Интересно, что это за островок.

Бриз стихает. Дадим ему полчаса, а потом запустим дизель, если и четырех узлов хода не наберем. Где-то в промежности этой «У» должна быть сама отмель Йорк: утонувший полуостров, над которым почти везде воды хватает всем, кроме прогулочных яхт с самой глубокой осадкой. Вдали мы видим маяк, наверняка это маяк отмели Йорк на кончике того мелководья. Там и тут на западном горизонте разнообразные невыразительные черты суши, а между ними приливные устья. Новый мыс Комфорт, бухта Мобджек, Гвинейские болота, сама река Йорк – все они где-то там. Как только засечем тот левый рукав фарватера с буями, он должен надежно вывести нас туда, куда мы хотим попасть. Но день клонится к закату, и чем же может оказаться этот низколежащий островок сразу за тем, что мы зовем маяком отмели Йорк? Ни память Фенвика (лишь приблизительная для этой части Залива), ни стилизованные под карты форзацы нашего «Мореходного путеводителя по Чесапику» не показывают на отмели Йорк никакого острова. Нас вообще куда-то не туда развернуло?
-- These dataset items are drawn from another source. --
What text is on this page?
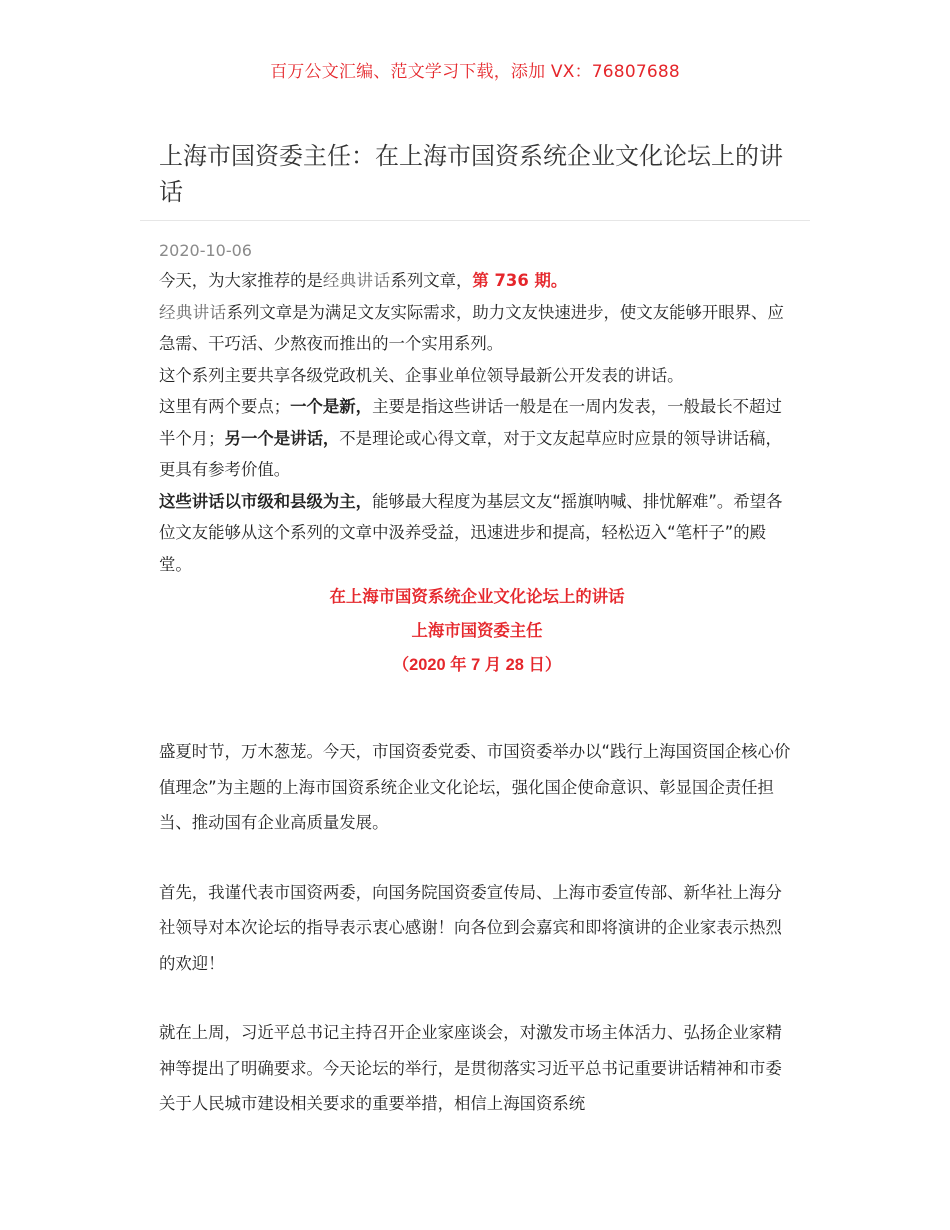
百万公文汇编、范文学习下载，添加 VX：76807688
上海市国资委主任：在上海市国资系统企业文化论坛上的讲话
2020-10-06

今天，为大家推荐的是经典讲话系列文章，第 736 期。

经典讲话系列文章是为满足文友实际需求，助力文友快速进步，使文友能够开眼界、应急需、干巧活、少熬夜而推出的一个实用系列。

这个系列主要共享各级党政机关、企事业单位领导最新公开发表的讲话。

这里有两个要点；一个是新，主要是指这些讲话一般是在一周内发表，一般最长不超过半个月；另一个是讲话，不是理论或心得文章，对于文友起草应时应景的领导讲话稿，更具有参考价值。

这些讲话以市级和县级为主，能够最大程度为基层文友“摇旗呐喊、排忧解难”。希望各位文友能够从这个系列的文章中汲养受益，迅速进步和提高，轻松迈入“笔杆子”的殿堂。

在上海市国资系统企业文化论坛上的讲话
上海市国资委主任
（2020 年 7 月 28 日）

盛夏时节，万木葱茏。今天，市国资委党委、市国资委举办以“践行上海国资国企核心价值理念”为主题的上海市国资系统企业文化论坛，强化国企使命意识、彰显国企责任担当、推动国有企业高质量发展。

首先，我谨代表市国资两委，向国务院国资委宣传局、上海市委宣传部、新华社上海分社领导对本次论坛的指导表示衷心感谢！向各位到会嘉宾和即将演讲的企业家表示热烈的欢迎！

就在上周，习近平总书记主持召开企业家座谈会，对激发市场主体活力、弘扬企业家精神等提出了明确要求。今天论坛的举行，是贯彻落实习近平总书记重要讲话精神和市委关于人民城市建设相关要求的重要举措，相信上海国资系统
Сьюзен корит себя за небрежность; Фенвик себя – за свою: во-первых, за то, что упустил ту карту, а во-вторых, что не вспомнил вовремя и не предупредил Сьюзен об этой развилке «У», о которой забыл и сам. По левому борту близко от них проходит крупный прогулочный траулер с экипажем из загорелых и бородатых, просоленных на вид молодых людей: «Баратарианец II, о. Ки, Вирджиния». Фенвик машет им, а Сьюзен тем временем вызывает по каналу 16: «Баратарианец-Два», «Баратарианец-Два», – это парусная яхта «Поки» у вас по соседству. Прошу ответить, «Баратарианец-Два». Прием? После нескольких секунд молчания она повторяет вызов, незаконно[20 - Канал 16 предназначен только для вызовов и сообщений о бедствиях, а не для бесед.] прибавляя: Это важно, «Баратарианец», – мы потеряли навигационную карту при шторме вчера ночью, и нам нужны пеленг и гавань для ночлега. Прием.

На сей раз «Баратарианец» твердо и благочинно велит нам переключиться на канал 68, где, не успеваем мы задать более конкретные вопросы, нелюбезный женский голос извещает, что впереди по курсу у нас в самом деле маяк отмели Йорк, по левому борту река Йорк, по правому – бухта Мобджек. Ближайшая надежная якорная стоянка – остров Ки, что ближе к берегу за маяком. На дальней стороне этого острова мы найдем бухточку, отмеченную освещенным каменным молом: вход в нее прямо, мол должен остаться по левому борту; на якорь можно встать внутри где угодно, при двенадцати футах. Сходить на берег не рекомендуется – змеи, москиты, ядоносный сумах, – а поскольку остров в ином отношении необитаем, никакая фуражировка там и невозможна. Но грунт на якорной стоянке держит хорошо, сама стоянка надежна в любую погоду. Конец связи.

Остров Ки? Мы о нем никогда не слыхали. А логичная Сьюзен желает знать, как так вышло, что на необитаемом острове есть освещенный мол и остров этот – порт приписки «Баратарианца II». Должно быть, необитаем он, когда наши любезные информаторы выходят в море. Похоже, сейчас туда они и направляются – причем быстрее, едва успели мы договорить: траулер открыл дроссельные заслонки и набирает ход в открытый океан.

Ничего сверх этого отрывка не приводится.